One thing is for sure, and that is there is no one thing that will solve our problem. We can get rid of the algorithms, and return to the early days of social media and sort-by-recent content delivery. This may quell the problem, but will not make it go away. We could get rid of social media in its entirety, but that would rob us of the greatest communication tool mankind has ever seen. The issues with misinformation on the internet run deeper than the technologies we use. It is human nature to trust each other. Is it also in our nature to abuse the trust of others? Social media has made it seem that way, but there is much more to this issue than meets the eye.



Works Cited

[1] Crawford, Kate, Mary L. Gray, and Kate Miltner. "Big Data | critiquing Big Data: Politics, ethics, epistemology | special section introduction." International Journal of Communication 8 (2014): 10.

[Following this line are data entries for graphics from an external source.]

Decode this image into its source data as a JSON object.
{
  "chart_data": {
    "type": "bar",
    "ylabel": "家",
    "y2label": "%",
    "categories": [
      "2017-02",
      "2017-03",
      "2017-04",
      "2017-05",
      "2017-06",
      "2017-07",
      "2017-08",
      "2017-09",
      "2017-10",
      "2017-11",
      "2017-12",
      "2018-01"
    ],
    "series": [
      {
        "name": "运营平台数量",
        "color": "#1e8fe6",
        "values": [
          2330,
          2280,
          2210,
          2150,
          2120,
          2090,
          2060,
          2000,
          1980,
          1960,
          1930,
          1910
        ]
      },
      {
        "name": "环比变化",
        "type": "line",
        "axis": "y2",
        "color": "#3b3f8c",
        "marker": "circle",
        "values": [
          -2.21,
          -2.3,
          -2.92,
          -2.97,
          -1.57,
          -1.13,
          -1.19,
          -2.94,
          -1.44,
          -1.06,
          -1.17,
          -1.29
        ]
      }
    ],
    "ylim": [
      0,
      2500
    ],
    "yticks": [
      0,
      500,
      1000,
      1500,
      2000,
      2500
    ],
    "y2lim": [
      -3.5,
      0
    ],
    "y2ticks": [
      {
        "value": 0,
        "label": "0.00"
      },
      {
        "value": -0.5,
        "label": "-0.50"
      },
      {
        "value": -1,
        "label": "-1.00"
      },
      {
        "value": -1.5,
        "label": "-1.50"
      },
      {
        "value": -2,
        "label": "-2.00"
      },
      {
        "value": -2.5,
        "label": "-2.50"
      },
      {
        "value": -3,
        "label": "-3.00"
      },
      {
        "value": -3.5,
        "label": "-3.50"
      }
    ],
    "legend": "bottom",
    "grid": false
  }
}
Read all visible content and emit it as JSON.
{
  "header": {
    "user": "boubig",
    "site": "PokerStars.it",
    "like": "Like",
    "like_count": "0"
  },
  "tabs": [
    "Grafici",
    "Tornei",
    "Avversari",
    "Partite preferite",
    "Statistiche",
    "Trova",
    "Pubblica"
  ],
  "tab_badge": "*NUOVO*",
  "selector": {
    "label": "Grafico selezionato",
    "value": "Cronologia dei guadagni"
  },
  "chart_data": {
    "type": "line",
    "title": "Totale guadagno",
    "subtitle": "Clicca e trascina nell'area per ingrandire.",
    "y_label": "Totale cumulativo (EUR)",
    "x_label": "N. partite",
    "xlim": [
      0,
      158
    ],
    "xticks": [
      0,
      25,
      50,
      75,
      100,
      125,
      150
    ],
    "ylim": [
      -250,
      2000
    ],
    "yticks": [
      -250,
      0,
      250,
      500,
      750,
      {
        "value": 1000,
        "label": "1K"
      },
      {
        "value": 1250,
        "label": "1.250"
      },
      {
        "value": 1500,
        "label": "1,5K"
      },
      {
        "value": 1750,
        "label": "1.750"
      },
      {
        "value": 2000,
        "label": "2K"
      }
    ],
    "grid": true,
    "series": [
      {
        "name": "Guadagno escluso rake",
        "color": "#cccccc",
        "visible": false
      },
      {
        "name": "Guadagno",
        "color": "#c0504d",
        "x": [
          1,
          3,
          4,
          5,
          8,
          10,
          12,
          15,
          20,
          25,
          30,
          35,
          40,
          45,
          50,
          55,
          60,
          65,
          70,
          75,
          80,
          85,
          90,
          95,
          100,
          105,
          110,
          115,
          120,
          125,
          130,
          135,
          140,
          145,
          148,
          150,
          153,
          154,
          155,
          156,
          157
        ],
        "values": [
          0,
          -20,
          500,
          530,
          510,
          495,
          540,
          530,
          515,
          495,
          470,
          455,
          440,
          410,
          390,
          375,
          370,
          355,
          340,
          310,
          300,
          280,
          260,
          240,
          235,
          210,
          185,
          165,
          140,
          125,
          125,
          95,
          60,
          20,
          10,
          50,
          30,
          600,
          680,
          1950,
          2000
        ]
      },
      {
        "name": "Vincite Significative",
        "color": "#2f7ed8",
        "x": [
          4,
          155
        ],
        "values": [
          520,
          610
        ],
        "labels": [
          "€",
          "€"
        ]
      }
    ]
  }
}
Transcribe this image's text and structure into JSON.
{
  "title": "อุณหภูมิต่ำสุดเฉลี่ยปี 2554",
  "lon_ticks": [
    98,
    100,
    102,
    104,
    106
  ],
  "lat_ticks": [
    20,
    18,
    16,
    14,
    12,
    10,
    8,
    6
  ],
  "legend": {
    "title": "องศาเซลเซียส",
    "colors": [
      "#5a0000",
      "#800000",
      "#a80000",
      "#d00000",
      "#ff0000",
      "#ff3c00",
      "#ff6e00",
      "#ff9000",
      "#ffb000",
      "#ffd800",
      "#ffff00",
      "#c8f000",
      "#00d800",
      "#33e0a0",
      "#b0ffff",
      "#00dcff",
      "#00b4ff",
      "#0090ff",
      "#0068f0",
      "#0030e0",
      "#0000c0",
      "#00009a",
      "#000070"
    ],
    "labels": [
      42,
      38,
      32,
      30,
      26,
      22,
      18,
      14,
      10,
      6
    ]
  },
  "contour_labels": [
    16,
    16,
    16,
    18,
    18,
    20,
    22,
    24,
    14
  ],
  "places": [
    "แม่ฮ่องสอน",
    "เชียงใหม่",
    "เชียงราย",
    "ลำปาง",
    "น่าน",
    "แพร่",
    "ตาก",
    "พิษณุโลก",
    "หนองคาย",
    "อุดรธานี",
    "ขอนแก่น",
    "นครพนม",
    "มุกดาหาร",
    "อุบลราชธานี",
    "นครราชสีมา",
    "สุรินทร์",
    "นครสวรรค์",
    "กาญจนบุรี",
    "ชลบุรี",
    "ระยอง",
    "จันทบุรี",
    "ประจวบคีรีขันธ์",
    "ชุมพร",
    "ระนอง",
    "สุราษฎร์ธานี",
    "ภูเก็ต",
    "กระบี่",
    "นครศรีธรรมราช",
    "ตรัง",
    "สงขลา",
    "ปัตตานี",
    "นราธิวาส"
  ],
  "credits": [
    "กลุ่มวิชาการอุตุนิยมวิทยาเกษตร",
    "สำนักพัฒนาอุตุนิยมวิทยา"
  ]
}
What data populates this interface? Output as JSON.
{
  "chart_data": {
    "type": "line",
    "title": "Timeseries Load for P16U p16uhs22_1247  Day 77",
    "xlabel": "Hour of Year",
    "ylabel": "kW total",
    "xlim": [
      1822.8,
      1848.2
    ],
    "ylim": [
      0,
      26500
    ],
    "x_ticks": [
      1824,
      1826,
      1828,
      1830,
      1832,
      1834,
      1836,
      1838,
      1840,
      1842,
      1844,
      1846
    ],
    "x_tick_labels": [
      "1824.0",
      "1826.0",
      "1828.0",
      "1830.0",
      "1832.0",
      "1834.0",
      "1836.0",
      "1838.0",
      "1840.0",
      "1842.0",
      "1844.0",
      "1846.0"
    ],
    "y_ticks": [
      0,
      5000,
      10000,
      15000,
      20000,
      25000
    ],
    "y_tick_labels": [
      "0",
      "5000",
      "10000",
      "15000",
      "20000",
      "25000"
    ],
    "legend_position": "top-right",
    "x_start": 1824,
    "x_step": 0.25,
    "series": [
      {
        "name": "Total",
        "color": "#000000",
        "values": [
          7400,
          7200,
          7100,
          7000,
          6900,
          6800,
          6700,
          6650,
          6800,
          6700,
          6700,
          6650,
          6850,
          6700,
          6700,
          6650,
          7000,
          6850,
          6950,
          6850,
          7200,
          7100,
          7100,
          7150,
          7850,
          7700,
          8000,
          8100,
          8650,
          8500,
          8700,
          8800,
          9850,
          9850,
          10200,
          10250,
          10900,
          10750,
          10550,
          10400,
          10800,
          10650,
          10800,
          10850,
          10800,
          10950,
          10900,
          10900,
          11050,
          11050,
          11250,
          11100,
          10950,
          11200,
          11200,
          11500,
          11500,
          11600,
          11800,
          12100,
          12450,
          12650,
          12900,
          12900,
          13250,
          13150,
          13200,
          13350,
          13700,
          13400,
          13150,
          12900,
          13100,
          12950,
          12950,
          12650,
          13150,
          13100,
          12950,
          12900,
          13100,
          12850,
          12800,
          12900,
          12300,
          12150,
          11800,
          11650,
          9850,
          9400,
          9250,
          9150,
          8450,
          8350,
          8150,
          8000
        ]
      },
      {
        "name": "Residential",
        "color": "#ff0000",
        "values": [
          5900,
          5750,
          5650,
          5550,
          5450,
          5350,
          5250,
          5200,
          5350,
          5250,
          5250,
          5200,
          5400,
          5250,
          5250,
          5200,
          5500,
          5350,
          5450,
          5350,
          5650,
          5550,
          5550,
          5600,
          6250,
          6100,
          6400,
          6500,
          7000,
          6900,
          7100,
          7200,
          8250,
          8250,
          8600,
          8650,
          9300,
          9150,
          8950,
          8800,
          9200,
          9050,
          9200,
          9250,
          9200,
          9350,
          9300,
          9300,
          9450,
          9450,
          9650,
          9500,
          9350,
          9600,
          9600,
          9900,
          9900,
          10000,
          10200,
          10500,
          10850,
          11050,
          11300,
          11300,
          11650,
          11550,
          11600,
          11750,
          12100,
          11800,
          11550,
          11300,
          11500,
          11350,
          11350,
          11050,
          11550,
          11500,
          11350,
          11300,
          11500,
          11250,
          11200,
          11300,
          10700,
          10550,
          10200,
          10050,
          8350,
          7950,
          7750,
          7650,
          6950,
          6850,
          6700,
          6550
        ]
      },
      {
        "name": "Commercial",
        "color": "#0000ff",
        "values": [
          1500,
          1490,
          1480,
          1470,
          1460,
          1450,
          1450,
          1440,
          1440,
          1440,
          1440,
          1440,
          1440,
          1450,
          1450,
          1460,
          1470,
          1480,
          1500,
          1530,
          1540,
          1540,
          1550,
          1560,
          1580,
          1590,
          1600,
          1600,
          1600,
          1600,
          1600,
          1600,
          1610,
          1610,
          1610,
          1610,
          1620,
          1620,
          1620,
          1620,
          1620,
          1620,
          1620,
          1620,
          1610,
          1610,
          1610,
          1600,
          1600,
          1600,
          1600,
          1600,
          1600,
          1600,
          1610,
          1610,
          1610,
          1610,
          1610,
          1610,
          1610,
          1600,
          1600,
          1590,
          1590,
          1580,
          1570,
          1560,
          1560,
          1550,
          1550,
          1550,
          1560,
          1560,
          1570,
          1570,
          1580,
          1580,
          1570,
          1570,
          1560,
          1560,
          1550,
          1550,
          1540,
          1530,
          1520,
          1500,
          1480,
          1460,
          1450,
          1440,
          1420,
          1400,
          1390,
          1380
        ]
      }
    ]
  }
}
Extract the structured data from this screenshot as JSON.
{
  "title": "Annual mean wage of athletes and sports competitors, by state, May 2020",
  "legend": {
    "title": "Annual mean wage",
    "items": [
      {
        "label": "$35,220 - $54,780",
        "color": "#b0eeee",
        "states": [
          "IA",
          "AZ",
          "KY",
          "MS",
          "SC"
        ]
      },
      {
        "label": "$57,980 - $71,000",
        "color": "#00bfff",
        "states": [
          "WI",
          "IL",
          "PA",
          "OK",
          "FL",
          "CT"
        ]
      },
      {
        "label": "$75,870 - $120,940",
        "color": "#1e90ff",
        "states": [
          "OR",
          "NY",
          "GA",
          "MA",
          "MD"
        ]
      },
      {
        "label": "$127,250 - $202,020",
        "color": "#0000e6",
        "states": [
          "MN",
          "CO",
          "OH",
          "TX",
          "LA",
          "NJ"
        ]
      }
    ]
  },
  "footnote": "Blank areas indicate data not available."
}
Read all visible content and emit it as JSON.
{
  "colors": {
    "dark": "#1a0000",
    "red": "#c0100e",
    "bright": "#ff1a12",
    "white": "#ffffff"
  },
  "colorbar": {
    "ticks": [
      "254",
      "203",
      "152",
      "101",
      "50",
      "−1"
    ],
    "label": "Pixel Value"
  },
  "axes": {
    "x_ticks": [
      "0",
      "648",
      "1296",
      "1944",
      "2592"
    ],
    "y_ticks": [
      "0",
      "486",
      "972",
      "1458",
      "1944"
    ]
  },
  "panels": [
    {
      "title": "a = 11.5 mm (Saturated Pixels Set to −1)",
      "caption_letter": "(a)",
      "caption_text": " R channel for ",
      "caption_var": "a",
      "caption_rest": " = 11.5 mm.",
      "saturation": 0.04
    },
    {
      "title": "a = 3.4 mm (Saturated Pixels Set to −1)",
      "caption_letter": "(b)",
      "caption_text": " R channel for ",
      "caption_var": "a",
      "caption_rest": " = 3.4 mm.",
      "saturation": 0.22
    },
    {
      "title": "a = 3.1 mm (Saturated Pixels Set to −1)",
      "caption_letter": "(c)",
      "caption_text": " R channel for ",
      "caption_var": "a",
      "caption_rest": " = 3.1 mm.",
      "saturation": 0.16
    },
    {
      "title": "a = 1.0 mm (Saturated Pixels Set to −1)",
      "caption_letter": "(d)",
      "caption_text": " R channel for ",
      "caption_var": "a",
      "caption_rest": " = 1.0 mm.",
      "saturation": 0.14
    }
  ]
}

[2] Hong, Fu-Yuan, et al. “Analysis of the Psychological Traits, Facebook Usage, and Facebook Addiction Model of Taiwanese University Students.” Telematics and Informatics, vol. 31, no. 4, Nov. 2014, pp. 597–606., doi:10.1016/j.tele.2014.01.001.

[3] Lin, Hsin-Chen. “How Political Candidates' Use of Facebook Relates to the Election Outcomes.” International Journal of Market Research, vol. 59, no. 1, 1 Jan. 2017, p. 77., doi:10.2501/ijmr-2017-004.

[4] Moreno, Megan A., et al. “The Facebook Influence Model: A Concept Mapping Approach.” Cyberpsychology, Behavior, and Social Networking, vol. 16, no. 7, 13 Apr. 2013, pp. 504–511., doi:10.1089/cyber.2013.0025.

[5] Orlowski, Jeff, director. The Social Dilemma. Netflix, 2020, www.netflix.com.